At the 2014 ESA annual meeting, Akhtar suggested protecting travelers and suppressing bed bug transit by building diatomaceous earth into luggage, mattresses and fabrics. Diatomaceous earth provided 96% repellence; bed bug mortality was zero at 24 hours, but 93% after 120 hours. Diatomaceous earth could also be applied to box springs, dressers and headboards, and under carpets and inside drywall. A diatomaceous earth aerosol provided 81% bed bug mortality at 30 days, and was still active and being transferred from dead bed bugs to live bed bugs.

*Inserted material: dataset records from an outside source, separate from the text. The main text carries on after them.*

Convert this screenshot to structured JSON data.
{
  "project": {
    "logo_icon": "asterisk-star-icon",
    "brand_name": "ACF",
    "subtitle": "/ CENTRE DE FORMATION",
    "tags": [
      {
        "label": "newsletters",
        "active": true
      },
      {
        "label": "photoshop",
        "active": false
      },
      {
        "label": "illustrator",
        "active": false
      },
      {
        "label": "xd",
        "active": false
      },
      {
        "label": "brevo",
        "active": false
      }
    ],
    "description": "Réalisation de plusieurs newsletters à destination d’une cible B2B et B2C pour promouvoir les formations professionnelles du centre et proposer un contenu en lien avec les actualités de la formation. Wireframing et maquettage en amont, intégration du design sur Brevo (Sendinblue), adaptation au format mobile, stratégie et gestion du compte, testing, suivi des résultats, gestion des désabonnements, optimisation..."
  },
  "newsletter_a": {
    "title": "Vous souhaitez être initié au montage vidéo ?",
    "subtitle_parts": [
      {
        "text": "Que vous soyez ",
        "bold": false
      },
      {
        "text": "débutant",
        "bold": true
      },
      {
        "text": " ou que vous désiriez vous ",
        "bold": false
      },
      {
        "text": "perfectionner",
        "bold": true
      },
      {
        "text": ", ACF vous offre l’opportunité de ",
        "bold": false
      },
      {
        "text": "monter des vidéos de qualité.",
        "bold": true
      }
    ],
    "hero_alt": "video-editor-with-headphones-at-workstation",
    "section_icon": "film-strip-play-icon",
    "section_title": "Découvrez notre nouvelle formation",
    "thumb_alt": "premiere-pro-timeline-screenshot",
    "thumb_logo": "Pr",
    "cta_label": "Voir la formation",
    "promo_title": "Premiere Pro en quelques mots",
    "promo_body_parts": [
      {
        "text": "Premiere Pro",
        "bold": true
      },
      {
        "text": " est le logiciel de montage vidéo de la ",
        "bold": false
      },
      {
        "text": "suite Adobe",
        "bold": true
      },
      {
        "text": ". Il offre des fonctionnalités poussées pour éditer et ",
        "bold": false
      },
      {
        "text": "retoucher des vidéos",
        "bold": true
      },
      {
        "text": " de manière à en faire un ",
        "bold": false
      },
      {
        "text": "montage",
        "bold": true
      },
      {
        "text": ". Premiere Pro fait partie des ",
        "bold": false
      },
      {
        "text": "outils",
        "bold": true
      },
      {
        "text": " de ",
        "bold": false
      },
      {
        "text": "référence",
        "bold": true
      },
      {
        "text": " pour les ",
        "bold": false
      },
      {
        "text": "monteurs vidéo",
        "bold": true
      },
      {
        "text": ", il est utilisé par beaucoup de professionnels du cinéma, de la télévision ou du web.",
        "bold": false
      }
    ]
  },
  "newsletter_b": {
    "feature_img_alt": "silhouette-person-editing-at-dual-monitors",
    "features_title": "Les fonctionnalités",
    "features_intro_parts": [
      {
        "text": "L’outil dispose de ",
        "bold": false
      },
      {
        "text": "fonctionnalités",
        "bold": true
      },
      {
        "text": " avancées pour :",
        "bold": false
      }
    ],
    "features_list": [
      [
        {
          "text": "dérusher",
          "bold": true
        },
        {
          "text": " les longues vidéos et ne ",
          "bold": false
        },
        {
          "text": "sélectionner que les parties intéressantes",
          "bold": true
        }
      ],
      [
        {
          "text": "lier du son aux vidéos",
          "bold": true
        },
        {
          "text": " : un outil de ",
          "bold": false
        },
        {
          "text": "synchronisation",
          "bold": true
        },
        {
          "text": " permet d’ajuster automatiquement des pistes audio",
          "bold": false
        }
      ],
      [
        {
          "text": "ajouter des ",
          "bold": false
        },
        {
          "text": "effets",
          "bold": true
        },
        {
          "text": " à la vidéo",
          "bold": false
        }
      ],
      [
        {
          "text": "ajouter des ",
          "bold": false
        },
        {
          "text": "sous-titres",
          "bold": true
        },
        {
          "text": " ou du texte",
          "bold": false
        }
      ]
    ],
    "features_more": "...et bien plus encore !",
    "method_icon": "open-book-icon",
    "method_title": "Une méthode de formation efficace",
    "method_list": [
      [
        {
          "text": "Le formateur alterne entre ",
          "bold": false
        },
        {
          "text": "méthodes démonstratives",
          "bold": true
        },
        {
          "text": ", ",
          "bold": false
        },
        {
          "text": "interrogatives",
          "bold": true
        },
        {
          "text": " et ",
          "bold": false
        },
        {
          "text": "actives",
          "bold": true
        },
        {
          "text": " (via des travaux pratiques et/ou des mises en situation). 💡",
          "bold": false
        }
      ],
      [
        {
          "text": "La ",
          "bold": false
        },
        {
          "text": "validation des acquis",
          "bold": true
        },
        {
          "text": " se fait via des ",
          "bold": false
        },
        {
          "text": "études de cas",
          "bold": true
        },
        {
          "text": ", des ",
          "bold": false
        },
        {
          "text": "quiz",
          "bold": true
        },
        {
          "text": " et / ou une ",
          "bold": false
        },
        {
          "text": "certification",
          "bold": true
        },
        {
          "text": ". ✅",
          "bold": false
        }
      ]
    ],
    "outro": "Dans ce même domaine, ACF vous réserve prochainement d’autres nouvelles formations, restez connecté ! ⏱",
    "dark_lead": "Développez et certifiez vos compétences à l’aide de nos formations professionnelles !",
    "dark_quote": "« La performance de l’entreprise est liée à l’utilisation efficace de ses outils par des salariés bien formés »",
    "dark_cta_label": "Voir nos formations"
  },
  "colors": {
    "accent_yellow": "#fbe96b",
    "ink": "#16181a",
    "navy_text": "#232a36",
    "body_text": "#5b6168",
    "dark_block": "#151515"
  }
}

Diatom species mined for diatomaceous earth are stunning in their architectural variety and beauty. Ultimately, the silicon secrets of living diatoms has the potential to transform “the manufacture of siloxane-based semiconductors, glasses, ceramics, plastics, elastomers, resins, mesoporous molecular sieves and catalysts, optical fibers and coatings, insulators, moisture shields, photoluminescent polymers, and cosmetics,” wrote UCSB marine scientist Daniel E. Morse. “The manufacture of these materials typically requires high temperatures, high pressures or the use of caustic chemicals. By contrast, the biological production of amorphous silica, the simplest siloxane [(SiO2)n], is accomplished under mild physiological conditions, producing a remarkable diversity of exquisitely structured shells, spines, fibers and granules in many protists, diatoms, sponges, molluscs and higher plants. These biologically produced silicas exhibit a genetically controlled precision of nanoscale architecture that, in many cases, exceeds the capabilities of present-day human engineering. Furthermore, the biological productivity of siloxanes occurs on an enormous scale globally, yielding gigatons per year of silica deposits on the floor of the ocean. Diatomaceous earth (composed of the nanoporous skeletons of diatoms) is mined in great quantities from vast primordial deposits of this biogenic silica.”